Analogous to chemical processes, supply chain processes are required to satisfactorily meet customer demand or transition between operating policies rapidly to exploit external opportunities. The above considerations have motivated an investigation into an optimization based framework for the design of operable supply chains. A quantitative framework to analyze supply chain flexibility was developed and demonstrated through case studies (Wang et al., 2013). Quantitative measures of responsiveness have also been established and included in supply chain design and analysis (You et al., 2008; Mastragostino and Swartz, 2014). The focus of the present work is to combine both flexibility and responsiveness considerations within a single supply chain optimization framework. This is particularly useful within the IFBR context, in which demand variation in commodity and value-added products occurs at different frequencies. Sustained uncertain demand levels in the former are handled through flexibility considerations, while supply chain dynamics are taken into account with consideration of short-term fluctuations in value-added product demand.
The proposed framework offers insights when examining the relations and trade-offs between flexibility, responsiveness, and profitability. It can be applied not only to the design of new process supply chain networks, but also to existing supply chains for performance assessment based on economics and operability criteria. While motivated by FPI transformation, the methodology outlined is widely applicable to general process supply chain networks.
References
Baker, R. and Swartz, C.L.E. (2004). Simultaneous solution strategies for inclusion of input saturation in the optimal design of dynamically operable plants. Optimization and Engineering, 5, 5-24.

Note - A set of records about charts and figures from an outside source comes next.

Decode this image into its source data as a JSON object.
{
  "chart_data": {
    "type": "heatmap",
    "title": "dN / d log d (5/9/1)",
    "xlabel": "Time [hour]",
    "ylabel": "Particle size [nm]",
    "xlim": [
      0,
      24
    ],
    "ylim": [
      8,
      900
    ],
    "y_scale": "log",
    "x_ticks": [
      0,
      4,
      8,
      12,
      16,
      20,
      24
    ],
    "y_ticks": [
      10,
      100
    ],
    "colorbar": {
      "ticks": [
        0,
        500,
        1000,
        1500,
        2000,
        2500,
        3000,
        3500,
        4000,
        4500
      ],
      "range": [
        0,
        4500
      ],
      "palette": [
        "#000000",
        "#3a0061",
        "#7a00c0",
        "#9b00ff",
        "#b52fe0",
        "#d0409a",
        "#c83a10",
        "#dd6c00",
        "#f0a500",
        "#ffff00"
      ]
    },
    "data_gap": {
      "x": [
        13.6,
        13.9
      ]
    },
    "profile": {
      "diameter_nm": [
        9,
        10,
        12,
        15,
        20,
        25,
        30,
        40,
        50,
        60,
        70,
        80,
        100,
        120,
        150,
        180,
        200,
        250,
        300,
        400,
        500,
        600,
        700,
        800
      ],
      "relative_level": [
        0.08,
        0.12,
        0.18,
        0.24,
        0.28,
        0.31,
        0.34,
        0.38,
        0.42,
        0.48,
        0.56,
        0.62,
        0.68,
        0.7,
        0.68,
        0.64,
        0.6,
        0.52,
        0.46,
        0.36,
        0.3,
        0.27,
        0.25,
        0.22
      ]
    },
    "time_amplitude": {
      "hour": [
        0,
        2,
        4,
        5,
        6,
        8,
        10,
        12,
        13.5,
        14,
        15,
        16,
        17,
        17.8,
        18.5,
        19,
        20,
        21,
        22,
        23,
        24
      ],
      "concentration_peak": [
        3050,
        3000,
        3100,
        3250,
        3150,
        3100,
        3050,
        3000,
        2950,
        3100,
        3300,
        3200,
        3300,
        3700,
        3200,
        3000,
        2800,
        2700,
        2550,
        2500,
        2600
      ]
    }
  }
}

Grossmann, I.E. and Morari, M. (1984). Operability, resiliency and flexibility: Process design objectives for a changing world. In Proc. Int. Conf. on Foundations of Computer-Aided Process Design, Westerberg, A.W. and Chien, H.H., eds, 931-1030.

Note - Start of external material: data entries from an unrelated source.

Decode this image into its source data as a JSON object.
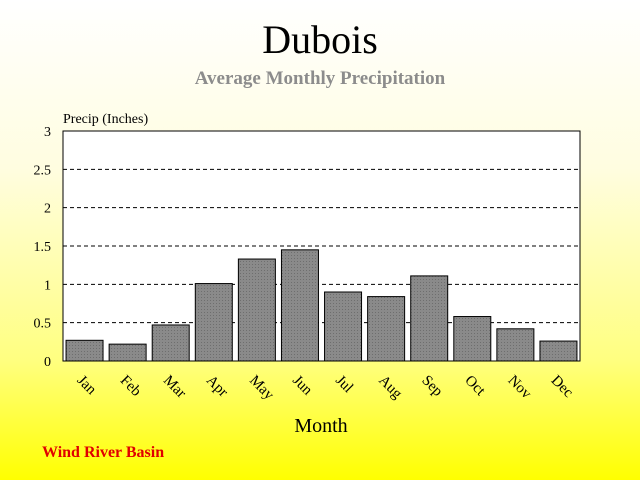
{
  "title": "Dubois",
  "subtitle": "Average Monthly Precipitation",
  "footer": "Wind River Basin",
  "chart_data": {
    "type": "bar",
    "title": "Dubois",
    "subtitle": "Average Monthly Precipitation",
    "xlabel": "Month",
    "ylabel": "Precip (Inches)",
    "ylim": [
      0,
      3
    ],
    "yticks": [
      0,
      0.5,
      1,
      1.5,
      2,
      2.5,
      3
    ],
    "ytick_labels": [
      "0",
      "0.5",
      "1",
      "1.5",
      "2",
      "2.5",
      "3"
    ],
    "grid": true,
    "categories": [
      "Jan",
      "Feb",
      "Mar",
      "Apr",
      "May",
      "Jun",
      "Jul",
      "Aug",
      "Sep",
      "Oct",
      "Nov",
      "Dec"
    ],
    "values": [
      0.27,
      0.22,
      0.47,
      1.01,
      1.33,
      1.45,
      0.9,
      0.84,
      1.11,
      0.58,
      0.42,
      0.26
    ],
    "bar_color": "#8a8a8a"
  }
}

Mastragostino, R. and Swartz, C.L.E. (2014). Dynamic operability analysis of process supply chains for forest industry transformation. Accepted for publication, Ind. Eng. Chem. Res.
Mohideen, M.J., Perkins, J.D. and Pistikopoulos, E.N. (1996). Optimal design of dynamic systems under uncertainty. AIChE Journal, 42, 2251-2272.

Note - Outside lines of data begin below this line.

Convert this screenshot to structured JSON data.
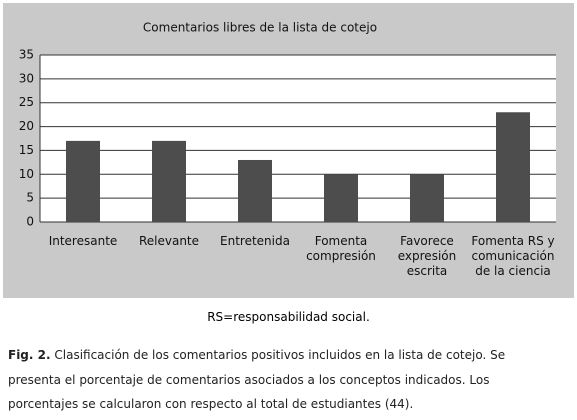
{
  "chart_data": {
    "type": "bar",
    "title": "Comentarios libres de la lista de cotejo",
    "categories": [
      "Interesante",
      "Relevante",
      "Entretenida",
      "Fomenta compresión",
      "Favorece expresión escrita",
      "Fomenta RS y comunicación de la ciencia"
    ],
    "values": [
      17,
      17,
      13,
      10,
      10,
      23
    ],
    "color": "#4d4d4d",
    "ylim": [
      0,
      35
    ],
    "yticks": [
      0,
      5,
      10,
      15,
      20,
      25,
      30,
      35
    ],
    "grid": true
  },
  "note": "RS=responsabilidad social.",
  "caption_label": "Fig. 2.",
  "caption": "Clasificación de los comentarios positivos incluidos en la lista de cotejo. Se presenta el porcentaje de comentarios asociados a los conceptos indicados. Los porcentajes se calcularon con respecto al total de estudiantes (44)."
}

Orzechowska, A. (2005). Saving the Canadian Industry: Discussing Possible Solutions. Pulp and Paper Canada, 106, 25-27.
Swaney, R. and Grossmann, I. (1985). An index for operational flexibility in chemical process design. Part I: Formulation and theory. AIChE Journal, 31, 621-630.
Thorp, B. (2005). Biorefinery Offer Industry Leaders Business Model for Major Change. Pulp and Paper, 79, 35-39.
You, F. and Grossmann, I.E. (2008). Design of responsive supply chains under demand uncertainty. Comp. Chem. Eng., 32, 3090-3111.
Wang, H., Mastragostino, R. and Swartz, C.L.E. (2013). Flexibility analysis of process supply chains. Paper 518g, AIChE Annual Meeting, San Francisco, CA.
Wising, U. and Stuart, P.R. (2006). Identifying the Canadian Forest Biorefinery. Pulp and Paper Canada, 107, 25-30.